Dans l'eucharistie, au contraire, la gloire du Christ est voilée. Le sacrement
de l'eucharistie est le 'mysterium fidei' par excellence. C'est donc précisément
à travers le mystère de son enfouissement total que le Christ se fait lumineux
et que le croyant est introduit dans la profondeur de la vie divine.
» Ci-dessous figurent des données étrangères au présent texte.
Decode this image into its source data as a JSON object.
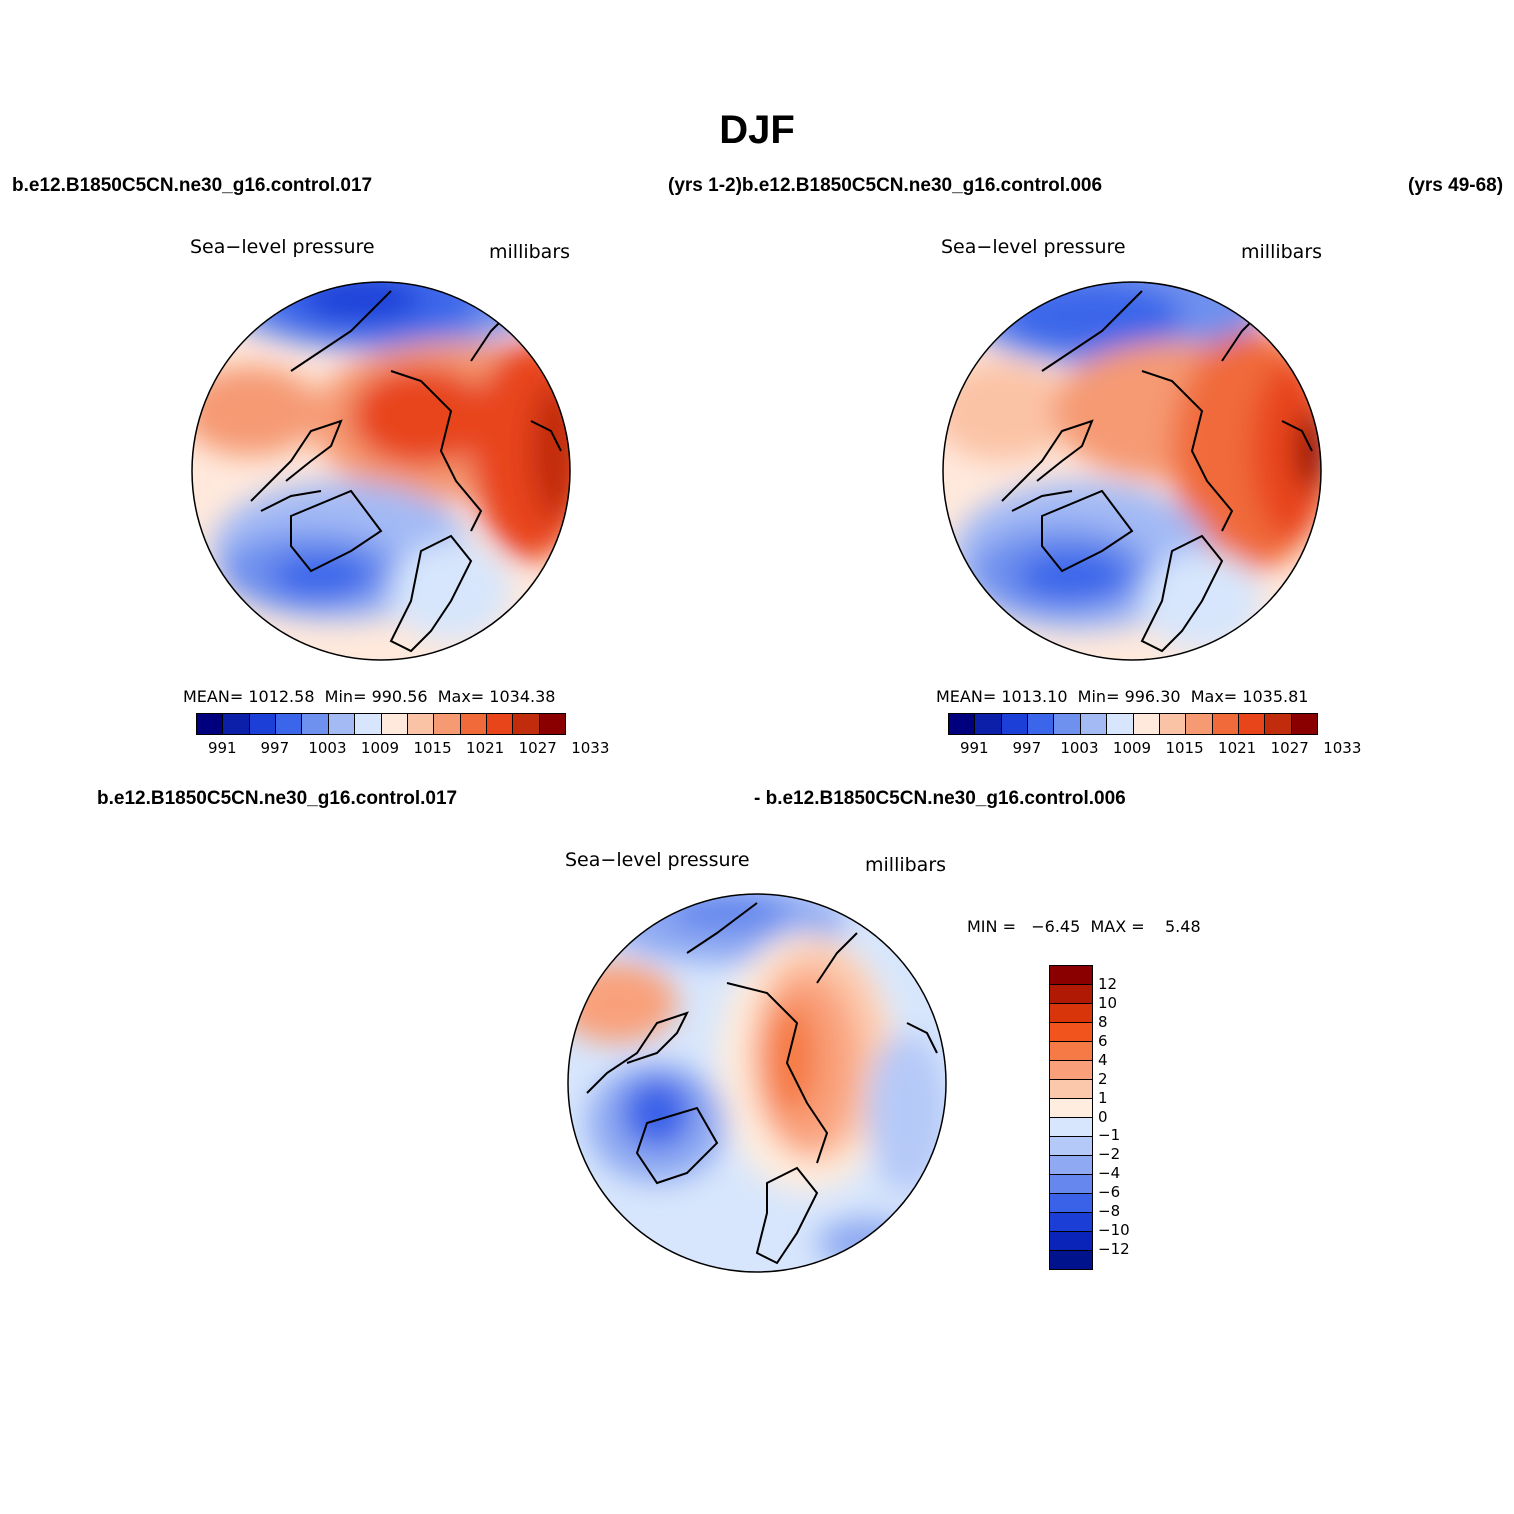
{
  "title": "DJF",
  "header": {
    "case_left": "b.e12.B1850C5CN.ne30_g16.control.017",
    "case_mid": "(yrs 1-2)b.e12.B1850C5CN.ne30_g16.control.006",
    "case_right": "(yrs 49-68)"
  },
  "panel1": {
    "variable": "Sea−level pressure",
    "units": "millibars",
    "stats": {
      "mean_label": "MEAN=",
      "mean": "1012.58",
      "min_label": "Min=",
      "min": "990.56",
      "max_label": "Max=",
      "max": "1034.38"
    }
  },
  "panel2": {
    "variable": "Sea−level pressure",
    "units": "millibars",
    "stats": {
      "mean_label": "MEAN=",
      "mean": "1013.10",
      "min_label": "Min=",
      "min": "996.30",
      "max_label": "Max=",
      "max": "1035.81"
    }
  },
  "colorbar_abs": {
    "colors": [
      "#00007f",
      "#0b1fa8",
      "#1c3fd8",
      "#3b66ea",
      "#6e90ee",
      "#a3baf5",
      "#d7e6fc",
      "#ffe9dc",
      "#fbc3a6",
      "#f59a73",
      "#f06a3a",
      "#e8451a",
      "#c12c0c",
      "#8a0000"
    ],
    "labels": [
      "991",
      "997",
      "1003",
      "1009",
      "1015",
      "1021",
      "1027",
      "1033"
    ]
  },
  "diff_header": {
    "case_left": "b.e12.B1850C5CN.ne30_g16.control.017",
    "case_right": "- b.e12.B1850C5CN.ne30_g16.control.006"
  },
  "panel3": {
    "variable": "Sea−level pressure",
    "units": "millibars",
    "minmax": "MIN =   −6.45  MAX =    5.48"
  },
  "colorbar_diff": {
    "colors": [
      "#8a0000",
      "#b01a04",
      "#d8360a",
      "#f2541e",
      "#f57a45",
      "#f9a07a",
      "#fcc8ab",
      "#ffeedf",
      "#d7e6fc",
      "#b5c9f8",
      "#8faaf2",
      "#6688ee",
      "#3a62e8",
      "#1b3ed6",
      "#0a23b8",
      "#00138c"
    ],
    "labels": [
      "12",
      "10",
      "8",
      "6",
      "4",
      "2",
      "1",
      "0",
      "−1",
      "−2",
      "−4",
      "−6",
      "−8",
      "−10",
      "−12"
    ]
  }
}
Ce n'est
pas sans une heureuse intuition que la célèbre icône de la Trinité, de Roublev,
place de manière significative l'eucharistie au centre de la vie
Trinitaire"(n°11).
Catherine décrit l'eucharistie comme un Soleil
Les prêtres sont "les dispensateurs du Soleil, c'est- à-dire du corps et du sang" du Seigneur {Dial. n°115 et 120). "Ce corps est un soleil parce qu'il fait une seule chose avec moi, le vrai Soleil (lui dit Dieu)... Le feu de l'Esprit Saint, n'est pas séparé de moi, Père, ni de lui, Fils, parce qu'il est une chose avec nous... et que nous sommes un même soleil... Parle Verbe incarné, vous avez reçu la lumière... parce que j'ai chargé mes ministres de vous l'administrer afin que vous ayez la vie en vous donnant son corps en nourriture et son sang en breuvage" (Dial. n °110).
Ainsi Dieu manifeste-t-il sa sollicitude : "Le corps et le sang de mon Fils, je
les ai mis à votre disposition... pour nourrir et réconforter les voyageurs et
les pèlerins qui passent par la doctrine de ma Vérité, afin qu'ils ne défaillent
pas" eu chemin (Dial. n°66).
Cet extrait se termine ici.